The Burden of Safety
/By Don Varyu
Jan. 13, 2022
In 1970, a President not known for pro-big government policies signed into law the creation of OSHA (Occupational Safety and Health Administration). Richard Nixon responded because 14,000 American workers were dying on the job every year. The organization began protecting workers from workplace dangers posed by coal mining, asbestos, benzene and hazardous waste (among many others). It also instituted the first workers’ compensation programs.

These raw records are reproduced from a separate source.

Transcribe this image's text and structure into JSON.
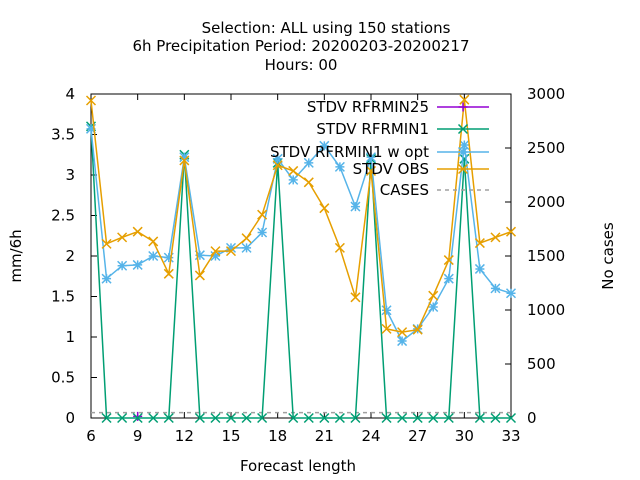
{
  "chart_data": {
    "type": "line",
    "title_lines": [
      "Selection: ALL using   150 stations",
      "6h Precipitation   Period: 20200203-20200217",
      "Hours:  00"
    ],
    "xlabel": "Forecast length",
    "ylabel": "mm/6h",
    "y2label": "No cases",
    "xlim": [
      6,
      33
    ],
    "ylim": [
      0,
      4
    ],
    "y2lim": [
      0,
      3000
    ],
    "x_ticks": [
      "6",
      "9",
      "12",
      "15",
      "18",
      "21",
      "24",
      "27",
      "30",
      "33"
    ],
    "y_ticks": [
      "0",
      "0.5",
      "1",
      "1.5",
      "2",
      "2.5",
      "3",
      "3.5",
      "4"
    ],
    "y2_ticks": [
      "0",
      "500",
      "1000",
      "1500",
      "2000",
      "2500",
      "3000"
    ],
    "grid": false,
    "legend_position": "top-right",
    "x": [
      6,
      7,
      8,
      9,
      10,
      11,
      12,
      13,
      14,
      15,
      16,
      17,
      18,
      19,
      20,
      21,
      22,
      23,
      24,
      25,
      26,
      27,
      28,
      29,
      30,
      31,
      32,
      33
    ],
    "series": [
      {
        "name": "STDV RFRMIN25",
        "color": "#9400d3",
        "axis": "y1",
        "marker": "plus",
        "values": [
          null,
          null,
          null,
          0.02,
          null,
          null,
          null,
          null,
          null,
          null,
          null,
          null,
          null,
          null,
          null,
          null,
          null,
          null,
          null,
          null,
          null,
          null,
          null,
          null,
          null,
          null,
          null,
          null
        ]
      },
      {
        "name": "STDV RFRMIN1",
        "color": "#009e73",
        "axis": "y1",
        "marker": "x",
        "values": [
          3.6,
          0,
          0,
          0,
          0,
          0,
          3.25,
          0,
          0,
          0,
          0,
          0,
          3.15,
          0,
          0,
          0,
          0,
          0,
          3.2,
          0,
          0,
          0,
          0,
          0,
          3.2,
          0,
          0,
          0
        ]
      },
      {
        "name": "STDV RFRMIN1 w opt",
        "color": "#56b4e9",
        "axis": "y1",
        "marker": "star",
        "values": [
          3.57,
          1.72,
          1.88,
          1.89,
          2.0,
          1.98,
          3.22,
          2.01,
          2.0,
          2.1,
          2.1,
          2.29,
          3.2,
          2.94,
          3.15,
          3.36,
          3.1,
          2.61,
          3.22,
          1.33,
          0.95,
          1.1,
          1.37,
          1.72,
          3.37,
          1.84,
          1.6,
          1.54
        ]
      },
      {
        "name": "STDV OBS",
        "color": "#e69f00",
        "axis": "y1",
        "marker": "x",
        "values": [
          3.92,
          2.15,
          2.23,
          2.3,
          2.18,
          1.78,
          3.18,
          1.76,
          2.06,
          2.06,
          2.22,
          2.51,
          3.12,
          3.05,
          2.91,
          2.59,
          2.1,
          1.49,
          3.05,
          1.1,
          1.06,
          1.09,
          1.51,
          1.95,
          3.93,
          2.16,
          2.23,
          2.3
        ]
      },
      {
        "name": "CASES",
        "color": "#a0a0a0",
        "axis": "y2",
        "dashed": true,
        "values": [
          50,
          50,
          50,
          50,
          50,
          50,
          50,
          50,
          50,
          50,
          50,
          50,
          50,
          50,
          50,
          50,
          50,
          50,
          50,
          50,
          50,
          50,
          50,
          50,
          50,
          50,
          50,
          50
        ]
      }
    ]
  }
}
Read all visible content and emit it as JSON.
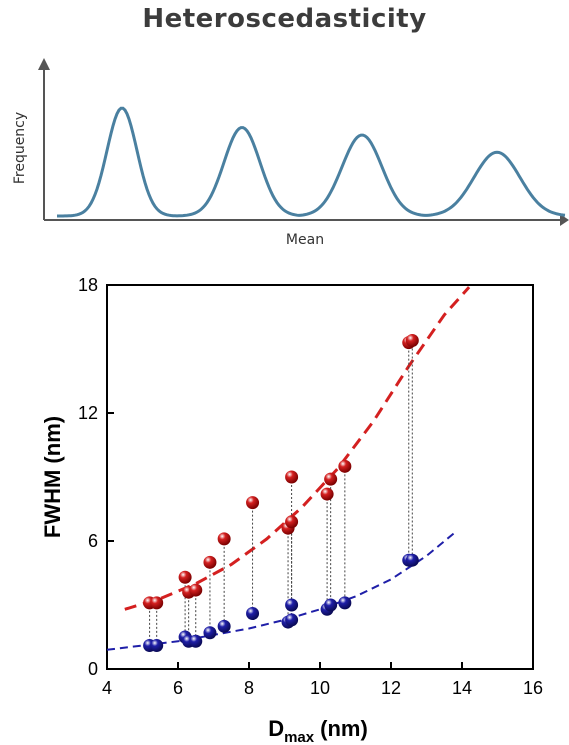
{
  "top": {
    "title": "Heteroscedasticity",
    "xlabel": "Mean",
    "ylabel": "Frequency",
    "colors": {
      "curve": "#4a80a0",
      "axis": "#555555"
    }
  },
  "chart_data": [
    {
      "type": "line",
      "title": "Heteroscedasticity",
      "xlabel": "Mean",
      "ylabel": "Frequency",
      "note": "Schematic of four bell curves with increasing spread and decreasing peak height",
      "series": [
        {
          "values": [
            {
              "mean": 1,
              "peak": 1.0,
              "width": 1.0
            },
            {
              "mean": 2,
              "peak": 0.82,
              "width": 1.2
            },
            {
              "mean": 3,
              "peak": 0.75,
              "width": 1.35
            },
            {
              "mean": 4,
              "peak": 0.59,
              "width": 1.55
            }
          ]
        }
      ]
    },
    {
      "type": "scatter",
      "xlabel": "D",
      "xlabel_sub": "max",
      "xlabel_unit": "(nm)",
      "ylabel": "FWHM (nm)",
      "xlim": [
        4,
        16
      ],
      "ylim": [
        0,
        18
      ],
      "xticks": [
        4,
        6,
        8,
        10,
        12,
        14,
        16
      ],
      "yticks": [
        0,
        6,
        12,
        18
      ],
      "grid": false,
      "x": [
        5.2,
        5.4,
        6.2,
        6.3,
        6.5,
        6.9,
        7.3,
        8.1,
        9.1,
        9.2,
        9.2,
        10.2,
        10.3,
        10.7,
        12.5,
        12.6
      ],
      "series": [
        {
          "color": "#d42020",
          "values": [
            3.1,
            3.1,
            4.3,
            3.6,
            3.7,
            5.0,
            6.1,
            7.8,
            6.6,
            6.9,
            9.0,
            8.2,
            8.9,
            9.5,
            15.3,
            15.4
          ]
        },
        {
          "color": "#1f1fa8",
          "values": [
            1.1,
            1.1,
            1.5,
            1.3,
            1.3,
            1.7,
            2.0,
            2.6,
            2.2,
            3.0,
            2.3,
            2.8,
            3.0,
            3.1,
            5.1,
            5.1
          ]
        }
      ],
      "fits": [
        {
          "color": "#d42020",
          "style": "dashed",
          "x": [
            4.5,
            5.5,
            6.5,
            7.5,
            8.5,
            9.5,
            10.5,
            11.5,
            12.5,
            13.5,
            14.2
          ],
          "y": [
            2.8,
            3.3,
            4.0,
            4.9,
            6.1,
            7.6,
            9.4,
            11.6,
            14.2,
            16.6,
            17.9
          ]
        },
        {
          "color": "#1f1fa8",
          "style": "dashed",
          "x": [
            4.0,
            5.0,
            6.0,
            7.0,
            8.0,
            9.0,
            10.0,
            11.0,
            12.0,
            13.0,
            13.8
          ],
          "y": [
            0.9,
            1.1,
            1.3,
            1.6,
            1.9,
            2.3,
            2.8,
            3.4,
            4.2,
            5.3,
            6.4
          ]
        }
      ]
    }
  ]
}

Today, the radical conservative majority on the U.S. Supreme cast aside half a century of OSHA protections when they ruled that the President had no right to require vaccines and thus protect workers from COVID*. Many are claiming the court overstepped its role in negating the President’s directive (among the topics spelled out here in America is Over.)
But even if you accept its authority, it is impossible to ignore the inherent hypocrisy in the ruling. The court DID agree that such vaccine mandates would stand for health care workers. How does this make sense? Is it just because those doctors and nurses shouldn’t be able to transmit the virus to patients? What about the patients who pose the same threat to them? Extend that thinking, and you’d be just as consistent saying that patients should not be admitted to hospitals without proof of vaccination.
But there’s a much larger issue here: control of the virus itself. There’s no evidence that the overwhelming threat posed by COVID played a meaningful part in the votes of those six justices. So, to be helpful, I will include the following statistics:
U.S. DEATHS FROM…
…Pearl Harbor attack: 2,335
…9/11: 2,977
…World War II: 407,300
…Civil War: 620,000
…COVID: 833,016 (and counting)
Whose interests are those six Supreme Court justices protecting?